ELIZABETH COOK: “Aftermath” cover albumNon stiamo certo parlando di una novellina appena capitata sulla scena musicale, ma di una musicista, nata in Florida, che, nel 2020, ha raggiunto i vent’anni di carriera, ben due decadi nelle quali si è fatta un discreto seguito di fan ed è stata capace di suonare oltre 400 volte alla mitica Grand Ole Opry di Nashville. Nel corso del nuovo secolo ha dato alle stampe sei album, tutti toccati da discrete vendite, nonostante Elizabeth non abbia mai concesso troppo alla facile fruibilità, giusto un tocco radiofonico senza scadere nel pop commerciale e becero.

I seguaci della musica country sono notoriamente spietati nei confronti degli artisti che escono dalla scatola stretta e pre-approvata in cui sono stati collocati.

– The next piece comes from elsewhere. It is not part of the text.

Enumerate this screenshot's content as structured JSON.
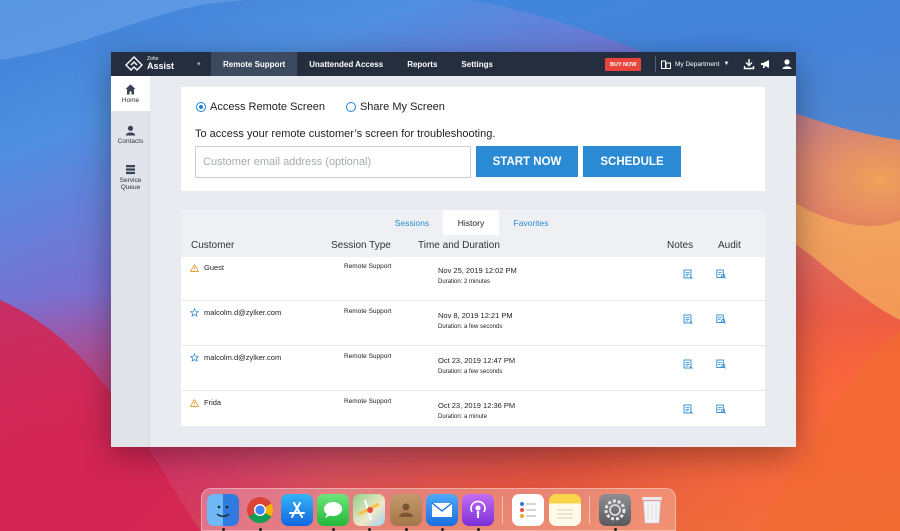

Elizabeth Cook, che ha sempre affrontato il mondo con un atteggiamento ‘I don’t give a f @ ck’, si estende ben oltre le sue radici con sede a Nashville nel suo nuovo album, “Aftermath”. È una grande affermazione, sia professionale che personale, di assoluta indipendenza. Il disco che supera le basi country per abbracciare un pop-rock di stampo californiano con la produzione che viene affidata nelle mani esperte di Butch Walker e sonorità di forte elettricità.

L’album inizia con un ululato di apertura, “Bones”. La canzone è un tributo ai defunti genitori di Cook – ‘Indosso le tue ossa intorno al collo’ è un riferimento alle loro ceneri che porta con sé – ma anche una garanzia che continuerà a combattere con loro sempre. La musica è rumorosa, sfacciata e pulsante: la produzione si muove ai confini con un grande suono ed effetti vocali, e questo, insieme alla consegna incisiva di Elizabeth, aiuta a creare una delle tracce iniziali più belle che ho sentito quest’anno. “Perfect Girls of Pop”, il primo singolo di “Aftermath”, trova la Cook in empatia con le giovani cantanti che non sono state disarmate, a cui risparmia il processo di produzione a queste fugaci stelline. Come molte delle canzoni del disco, “Perfect Girls” bilancia i bordi grezzi con una lucentezza pop e svolazzi sonori (voci ‘modificate’, battiti di mani, ecc.). Butch Walker ha l’abilità di vedere tutto il talento di un artista e di dare loro gli strumenti per far salire il loro suono di parecchie tacche (ad esempio il debutto da solista di Suzanne Santos, “Ruby Red” del 2017, in cui la voce già straordinaria della frontwoman di HoneyHoney farà esplodere le copertine dagli altoparlanti). La produzione, inclusi archi e cori vertiginosi, aggiunge un’emozione extra a “Daddy, I Got Love For You”, l’addio di Cook a suo padre, ma il colpo di scena sta in versi come ‘E hai tempo che non vale la pena uccidere’.

Chiunque abbia familiarità con Cook dal suo lavoro su Sirius XM sull’ Outlaw Country’ (il suo “Apron Strings” risulta essere tra le migliori quattro ore di radio nel paese) sa che oltre l’apparenza c’è un artista con un profondo apprezzamento per i grandi cantautori. In questo lavoro, l’affetto si manifesta proprio alla fine, quando la nostra recita una canzone parallela a “Jesus, The Missing Years” di John Prine. Come per la melodia di Prine, “Mary, The Submissing Years” interpreta la storia della Bibbia con una versione moderna, strimpellando una chitarra acustica e onorando il grande John alternando il parlato al canto. Scritto prima che il signor Prine ci venisse tolto, finisce per essere il tributo di cui sapevamo di aver bisogno (e di cui avremmo fatto volentieri a meno), per un disco che inizia con una tale esplosione, è questo dolce, triste finale che rimarrà nei nostri cuori.

Cook ha scritto tutte le canzoni del disco. I musicisti dell’album includono Walker (chitarra acustica ed elettrica, tasti, percussioni, drum machine, mandolino elettrico, voci di sottofondo), Herschel Van Dyke (batteria, percussioni), Steve Duerst (basso, percussioni, voci di sottofondo), Andrew Leahey (elettrico chitarra, voce di sottofondo), Whit Wright (chitarra in acciaio, Dobro), Aaron Embry (tasti) e Patrick Warren (archi).

Non è un grande album, ma un LP che si ascolta con estremo piacere grazia alla capacità di Elizabeth di saper scrivere canzoni e di essere dotata di una voce personale e grintosa!!!